Students will develop expertise in their chosen area but will also interface with students and faculty who have expertise in the other two areas through collaborative studios and interdisciplinary project teams. Working with faculty from a broad range of disciplines, they combine academic course work, field experience and applied research to solve problems.

Diverse faculty backgrounds and teaching approaches help students to develop multidisciplinary problem-solving and creative abilities, aesthetic judgment, and analytical thinking. Students explore innovative concepts for the design and management of interior environments through laboratory, shop, studio, and computer facilities. The relationship between people and their physical surroundings is explored through a combination of academic courses, field experience, and applied research. Examples of student class projects and faculty work are frequently on display in the MVR gallery. The dLibrary includes books, journals, newsletters, and material samples for student use.
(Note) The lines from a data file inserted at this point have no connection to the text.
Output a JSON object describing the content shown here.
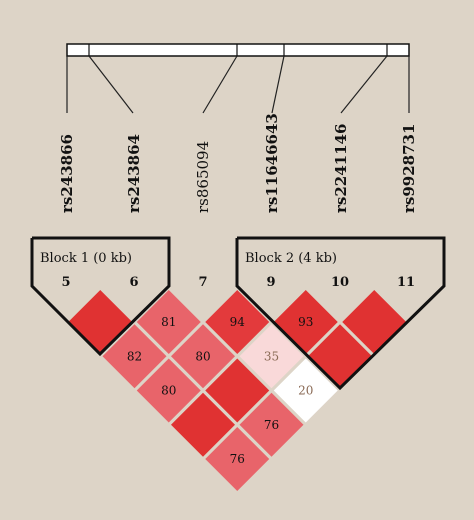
{
  "snps": [
    {
      "name": "rs243866",
      "index": "5",
      "bold": true
    },
    {
      "name": "rs243864",
      "index": "6",
      "bold": true
    },
    {
      "name": "rs865094",
      "index": "7",
      "bold": false
    },
    {
      "name": "rs11646643",
      "index": "9",
      "bold": true
    },
    {
      "name": "rs2241146",
      "index": "10",
      "bold": true
    },
    {
      "name": "rs9928731",
      "index": "11",
      "bold": true
    }
  ],
  "blocks": [
    {
      "label": "Block 1 (0 kb)",
      "from": 0,
      "to": 1
    },
    {
      "label": "Block 2 (4 kb)",
      "from": 3,
      "to": 5
    }
  ],
  "ld_cells": [
    {
      "pair": [
        0,
        1
      ],
      "value": "",
      "color": "#e03232"
    },
    {
      "pair": [
        1,
        2
      ],
      "value": "81",
      "color": "#e8646a"
    },
    {
      "pair": [
        2,
        3
      ],
      "value": "94",
      "color": "#e33a3c"
    },
    {
      "pair": [
        3,
        4
      ],
      "value": "93",
      "color": "#e03232"
    },
    {
      "pair": [
        4,
        5
      ],
      "value": "",
      "color": "#e03232"
    },
    {
      "pair": [
        0,
        2
      ],
      "value": "82",
      "color": "#e8646a"
    },
    {
      "pair": [
        1,
        3
      ],
      "value": "80",
      "color": "#e8646a"
    },
    {
      "pair": [
        2,
        4
      ],
      "value": "35",
      "color": "#f9d9d9"
    },
    {
      "pair": [
        3,
        5
      ],
      "value": "",
      "color": "#e03232"
    },
    {
      "pair": [
        0,
        3
      ],
      "value": "80",
      "color": "#e8646a"
    },
    {
      "pair": [
        1,
        4
      ],
      "value": "",
      "color": "#e03232"
    },
    {
      "pair": [
        2,
        5
      ],
      "value": "20",
      "color": "#ffffff"
    },
    {
      "pair": [
        0,
        4
      ],
      "value": "",
      "color": "#e03232"
    },
    {
      "pair": [
        1,
        5
      ],
      "value": "76",
      "color": "#e8646a"
    },
    {
      "pair": [
        0,
        5
      ],
      "value": "76",
      "color": "#e8646a"
    }
  ],
  "colors": {
    "background": "#ddd4c7",
    "text": "#111111",
    "light_value_text": "#8a6a55"
  }
}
M. Shepley, Chair (1411 MVR, (607) 255-2144); Y. Hua, Director of Undergraduate Studies; N. Wells, Director of Graduate Studies; S. Danko, J. Elliott, G. Evans, K. Gibson, R. Gilmore, K. Green, A. Hedge, L. Maxwell, D. Ramzy, S. Yoon, R. Zadeh

Student Policies

The DEA student policies apply specifically to undergraduate students enrolled in the Design and Environmental Analysis (DEA) major. DEA majors must also adhere to all College of Human Ecology (CHE) policies and requirements.

DEA Honors Program:

The honors program, which leads to a B.S. degree with honors in Design and Environmental Analysis, gives official recognition to undergraduate students who have demonstrated excellence in their academic work and their capacity for independent research. In addition to fulfilling the requirements for their major, students in the honors program prepare and orally defend an honors thesis. Honors students work with a research mentor in preparing for their thesis. Interested students should obtain a DEA Honors Program application form online. For more information, students should visit the DEA website: or contact the DEA Honors Representative, Nancy Wells.

Academic Advising:

During their first semester, all DEA majors are matched with a faculty advisor by the director of undergraduate studies.

Consultation with faculty advisors about future goals, graduation requirements, sequences of courses, and electives inside or outside the college helps students develop their academic programs. Faculty advisors can make recommendations on what to include. Students are free to change advisors. Although advisors should be consulted about students’ schedules during course enrollment each semester, it is the student’s responsibility to keep track of his or her courses and to make sure that they meet graduation requirements for their major and college.